The distance to Uberlândia is 130 km; the distance to Itumbiara is 60 km; and the distance to Belo Horizonte is 655 km. Neighboring municipalities are: Centralina (N); Capinópolis (W); Ituiutaba (S); Monte Alegre de Minas (E)

==Economy==
The main economic activities are industry, services, and agriculture, especially the growing of pineapple and sugarcane. The GDP in 2005 was R$168,000.00, with 49,000.00 from services, 34,000.00 from industry, and 74,000.00 from agriculture. There were 275 rural producers on 50,000 hectares of land. 133 farms had tractors. The main crops were pineapple, bananas, sugarcane, soybeans, and corn. There were 42,000 head of cattle (2006).

== History ==
In 1934, José de Paula Gouveia donated 5 ha of land from Fazenda Córrego do Cerrado to found a new district in Monte Alegre de Minas. The region had fertile land, which attracted residents and promoted remarkable development. The subdivision and sale of areas around the town attracted many outsiders, boosting the local economy. In 1938, the population nucleus was elevated to the category of district, receiving the name of Canápolis, due to the sugar cane plantations. In 1948, Canápolis gained administrative independence and became a new municipality, along with the district of Centralina, which today is also independent.

== Demographics ==
In 2021, it is estimated that the population of the municipality is about 12,251 people.

== Religion ==
In 2010, the population consisted of approximately 8,501 Catholics, 1,441 Evangelicals, and 393 Spiritualists.

== Education ==
In 2010, the enrollment rate for children aged 6 to 14 years was 99%.

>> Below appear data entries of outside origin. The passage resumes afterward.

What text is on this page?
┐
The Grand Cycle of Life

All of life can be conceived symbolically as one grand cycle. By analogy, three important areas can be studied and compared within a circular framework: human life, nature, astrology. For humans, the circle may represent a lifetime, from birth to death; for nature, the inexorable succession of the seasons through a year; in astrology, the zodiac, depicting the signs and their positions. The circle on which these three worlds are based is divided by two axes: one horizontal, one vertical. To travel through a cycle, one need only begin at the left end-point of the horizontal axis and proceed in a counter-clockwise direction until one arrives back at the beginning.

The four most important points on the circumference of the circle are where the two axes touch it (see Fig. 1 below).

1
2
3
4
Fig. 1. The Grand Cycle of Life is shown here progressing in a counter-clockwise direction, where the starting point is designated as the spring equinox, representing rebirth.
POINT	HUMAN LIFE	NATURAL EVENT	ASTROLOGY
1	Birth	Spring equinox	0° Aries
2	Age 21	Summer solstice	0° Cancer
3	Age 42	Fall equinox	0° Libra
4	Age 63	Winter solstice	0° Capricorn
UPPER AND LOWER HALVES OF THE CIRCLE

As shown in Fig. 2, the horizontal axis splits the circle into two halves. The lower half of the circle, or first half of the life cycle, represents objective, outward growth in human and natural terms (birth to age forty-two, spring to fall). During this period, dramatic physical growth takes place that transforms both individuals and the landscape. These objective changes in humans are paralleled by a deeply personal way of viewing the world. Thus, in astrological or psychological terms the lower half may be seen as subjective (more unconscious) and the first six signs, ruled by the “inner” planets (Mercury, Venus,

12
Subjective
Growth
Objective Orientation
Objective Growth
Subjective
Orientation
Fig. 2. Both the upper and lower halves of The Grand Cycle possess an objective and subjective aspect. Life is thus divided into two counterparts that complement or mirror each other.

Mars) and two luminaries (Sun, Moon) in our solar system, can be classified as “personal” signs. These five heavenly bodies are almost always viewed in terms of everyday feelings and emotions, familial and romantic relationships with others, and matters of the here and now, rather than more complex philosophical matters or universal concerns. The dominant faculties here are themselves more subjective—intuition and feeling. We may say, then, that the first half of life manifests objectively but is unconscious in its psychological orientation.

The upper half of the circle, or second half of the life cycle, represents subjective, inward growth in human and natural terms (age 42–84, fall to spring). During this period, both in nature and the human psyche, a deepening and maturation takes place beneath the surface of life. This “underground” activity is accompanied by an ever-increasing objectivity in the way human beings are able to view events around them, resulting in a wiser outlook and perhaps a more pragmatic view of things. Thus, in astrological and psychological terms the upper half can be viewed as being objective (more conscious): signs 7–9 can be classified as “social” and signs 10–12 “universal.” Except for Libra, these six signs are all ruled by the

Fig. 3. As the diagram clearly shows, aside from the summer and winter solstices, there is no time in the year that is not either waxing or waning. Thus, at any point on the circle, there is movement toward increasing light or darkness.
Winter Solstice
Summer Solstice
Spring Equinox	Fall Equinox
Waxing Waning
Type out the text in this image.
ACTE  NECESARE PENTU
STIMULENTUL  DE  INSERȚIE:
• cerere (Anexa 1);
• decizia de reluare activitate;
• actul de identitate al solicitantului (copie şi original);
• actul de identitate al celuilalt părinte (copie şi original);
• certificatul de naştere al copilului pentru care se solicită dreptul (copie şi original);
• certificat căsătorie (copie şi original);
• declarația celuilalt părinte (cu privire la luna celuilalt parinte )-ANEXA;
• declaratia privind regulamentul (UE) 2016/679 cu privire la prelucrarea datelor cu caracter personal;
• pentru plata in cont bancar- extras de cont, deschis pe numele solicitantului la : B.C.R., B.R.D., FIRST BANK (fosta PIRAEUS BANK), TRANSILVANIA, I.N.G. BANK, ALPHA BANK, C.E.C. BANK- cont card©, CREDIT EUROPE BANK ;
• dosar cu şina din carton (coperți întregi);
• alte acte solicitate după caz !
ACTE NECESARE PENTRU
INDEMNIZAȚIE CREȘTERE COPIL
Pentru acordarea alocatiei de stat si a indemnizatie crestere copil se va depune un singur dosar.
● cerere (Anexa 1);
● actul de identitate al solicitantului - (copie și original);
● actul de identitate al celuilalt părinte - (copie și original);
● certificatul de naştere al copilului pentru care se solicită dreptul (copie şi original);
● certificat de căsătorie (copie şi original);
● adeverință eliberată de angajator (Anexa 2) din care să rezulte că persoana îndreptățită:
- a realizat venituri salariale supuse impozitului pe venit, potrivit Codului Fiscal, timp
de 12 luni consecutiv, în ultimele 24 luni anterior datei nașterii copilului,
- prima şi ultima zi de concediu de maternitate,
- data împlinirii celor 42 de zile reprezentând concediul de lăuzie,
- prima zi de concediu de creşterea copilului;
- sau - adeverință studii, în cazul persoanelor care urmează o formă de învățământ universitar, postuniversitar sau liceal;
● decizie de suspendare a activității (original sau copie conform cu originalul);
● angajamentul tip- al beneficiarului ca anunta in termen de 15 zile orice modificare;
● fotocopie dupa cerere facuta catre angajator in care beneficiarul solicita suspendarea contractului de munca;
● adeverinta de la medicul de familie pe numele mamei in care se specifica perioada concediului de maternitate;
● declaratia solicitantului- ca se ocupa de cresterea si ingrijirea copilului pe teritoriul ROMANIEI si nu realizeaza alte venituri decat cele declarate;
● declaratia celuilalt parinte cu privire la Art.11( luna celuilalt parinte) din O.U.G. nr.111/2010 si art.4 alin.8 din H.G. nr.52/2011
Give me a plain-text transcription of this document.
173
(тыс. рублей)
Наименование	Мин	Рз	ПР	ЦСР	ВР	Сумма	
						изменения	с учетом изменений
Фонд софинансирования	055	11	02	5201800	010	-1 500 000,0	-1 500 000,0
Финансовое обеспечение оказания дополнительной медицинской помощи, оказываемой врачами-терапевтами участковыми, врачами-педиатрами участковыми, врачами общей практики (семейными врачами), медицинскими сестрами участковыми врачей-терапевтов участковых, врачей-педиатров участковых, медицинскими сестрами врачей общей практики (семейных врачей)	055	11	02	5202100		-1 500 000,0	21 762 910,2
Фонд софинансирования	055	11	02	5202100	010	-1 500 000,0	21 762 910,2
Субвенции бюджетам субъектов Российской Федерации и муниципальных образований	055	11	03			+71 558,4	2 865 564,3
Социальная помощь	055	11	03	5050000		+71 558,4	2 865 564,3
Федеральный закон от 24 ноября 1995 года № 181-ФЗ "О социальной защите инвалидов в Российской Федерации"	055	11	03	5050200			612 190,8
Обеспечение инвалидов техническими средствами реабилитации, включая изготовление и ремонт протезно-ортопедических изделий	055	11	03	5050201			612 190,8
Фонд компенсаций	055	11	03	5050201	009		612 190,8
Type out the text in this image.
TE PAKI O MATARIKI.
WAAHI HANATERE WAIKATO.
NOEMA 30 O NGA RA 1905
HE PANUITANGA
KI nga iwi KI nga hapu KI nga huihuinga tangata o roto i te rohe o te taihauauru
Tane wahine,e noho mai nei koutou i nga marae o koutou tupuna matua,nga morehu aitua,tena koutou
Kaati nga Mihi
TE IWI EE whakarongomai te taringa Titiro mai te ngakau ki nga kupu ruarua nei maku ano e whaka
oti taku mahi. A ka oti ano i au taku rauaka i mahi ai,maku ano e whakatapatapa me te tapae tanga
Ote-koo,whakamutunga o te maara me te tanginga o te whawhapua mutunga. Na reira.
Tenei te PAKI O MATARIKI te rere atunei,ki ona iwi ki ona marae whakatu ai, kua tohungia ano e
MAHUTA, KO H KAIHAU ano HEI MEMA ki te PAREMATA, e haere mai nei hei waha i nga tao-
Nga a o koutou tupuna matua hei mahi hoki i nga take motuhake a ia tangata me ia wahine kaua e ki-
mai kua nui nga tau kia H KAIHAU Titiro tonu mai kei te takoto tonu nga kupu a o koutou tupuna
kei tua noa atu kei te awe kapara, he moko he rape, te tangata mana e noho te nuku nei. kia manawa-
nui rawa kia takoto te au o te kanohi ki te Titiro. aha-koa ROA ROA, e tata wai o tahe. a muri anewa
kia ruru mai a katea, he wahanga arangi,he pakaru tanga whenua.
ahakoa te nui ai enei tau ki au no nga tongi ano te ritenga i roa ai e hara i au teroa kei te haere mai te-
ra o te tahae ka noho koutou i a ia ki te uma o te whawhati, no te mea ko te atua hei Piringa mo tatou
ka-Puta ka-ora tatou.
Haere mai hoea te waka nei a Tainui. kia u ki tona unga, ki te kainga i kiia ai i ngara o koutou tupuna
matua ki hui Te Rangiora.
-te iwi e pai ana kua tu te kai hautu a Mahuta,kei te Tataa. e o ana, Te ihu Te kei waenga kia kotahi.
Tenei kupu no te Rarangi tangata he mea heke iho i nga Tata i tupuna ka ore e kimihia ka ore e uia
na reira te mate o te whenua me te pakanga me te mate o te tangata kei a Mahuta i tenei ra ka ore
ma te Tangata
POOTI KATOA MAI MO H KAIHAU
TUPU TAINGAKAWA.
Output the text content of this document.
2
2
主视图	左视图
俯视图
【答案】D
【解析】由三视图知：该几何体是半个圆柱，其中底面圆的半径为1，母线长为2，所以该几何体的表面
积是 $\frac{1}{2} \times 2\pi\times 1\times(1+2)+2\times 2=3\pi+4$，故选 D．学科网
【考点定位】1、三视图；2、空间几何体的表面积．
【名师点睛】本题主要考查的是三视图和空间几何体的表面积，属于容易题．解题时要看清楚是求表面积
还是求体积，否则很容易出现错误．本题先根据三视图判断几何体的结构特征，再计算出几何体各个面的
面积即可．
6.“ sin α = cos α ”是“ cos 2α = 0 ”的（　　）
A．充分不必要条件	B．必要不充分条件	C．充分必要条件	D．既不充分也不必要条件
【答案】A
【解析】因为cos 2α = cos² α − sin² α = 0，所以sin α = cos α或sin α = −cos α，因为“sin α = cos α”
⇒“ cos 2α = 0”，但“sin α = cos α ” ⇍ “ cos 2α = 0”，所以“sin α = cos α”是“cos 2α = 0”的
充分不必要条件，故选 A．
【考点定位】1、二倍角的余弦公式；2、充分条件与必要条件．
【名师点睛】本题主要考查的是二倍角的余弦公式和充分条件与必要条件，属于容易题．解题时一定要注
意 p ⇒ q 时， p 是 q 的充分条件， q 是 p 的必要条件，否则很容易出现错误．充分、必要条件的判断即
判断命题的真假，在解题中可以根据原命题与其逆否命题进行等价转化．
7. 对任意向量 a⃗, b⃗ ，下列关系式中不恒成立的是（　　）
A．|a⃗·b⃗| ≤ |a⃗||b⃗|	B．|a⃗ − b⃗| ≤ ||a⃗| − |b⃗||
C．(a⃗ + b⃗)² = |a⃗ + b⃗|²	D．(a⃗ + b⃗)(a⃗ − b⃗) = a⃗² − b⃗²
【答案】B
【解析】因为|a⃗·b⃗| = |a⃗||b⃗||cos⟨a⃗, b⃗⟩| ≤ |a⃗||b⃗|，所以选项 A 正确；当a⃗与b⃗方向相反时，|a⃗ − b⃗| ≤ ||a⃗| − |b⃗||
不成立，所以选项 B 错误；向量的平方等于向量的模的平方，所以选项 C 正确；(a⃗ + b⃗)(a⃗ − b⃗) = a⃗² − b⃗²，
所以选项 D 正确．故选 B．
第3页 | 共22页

In 2021, the municipality obtained a score of 6.2 on the Índice de Desenvolvimento da Educação Básica or Basic Education Development Index (IDEB). For the final years of elementary school, IDEB recorded a score of 4.7 for the city's public network.

The municipality has seven elementary schools and one high school, and has 77 teachers in elementary education and 25 teachers in high school. In 2021, 1,192 enrollments were registered in primary education and 290 enrollments in secondary education.

==Municipal social indicators==
The social indicators rank it in the top tier of municipalities in the state.
- Municipal Human Development Index: 0.755 (2000)
- State ranking: 248 out of 853 municipalities as of 2000
- National ranking: 1,728 out of 5,138 municipalities as of 2000
- Literacy rate: 85%
- Life expectancy: 72 (average of males and females)

The highest ranking municipality in Minas Gerais in 2000 was Poços de Caldas with 0.841, while the lowest was Setubinha with 0.568. Nationally the highest was São Caetano do Sul in São Paulo with 0.919, while the lowest was Setubinha. In more recent statistics (considering 5,507 municipalities) Manari in the state of Pernambuco has the lowest rating in the country—0,467—putting it in last place.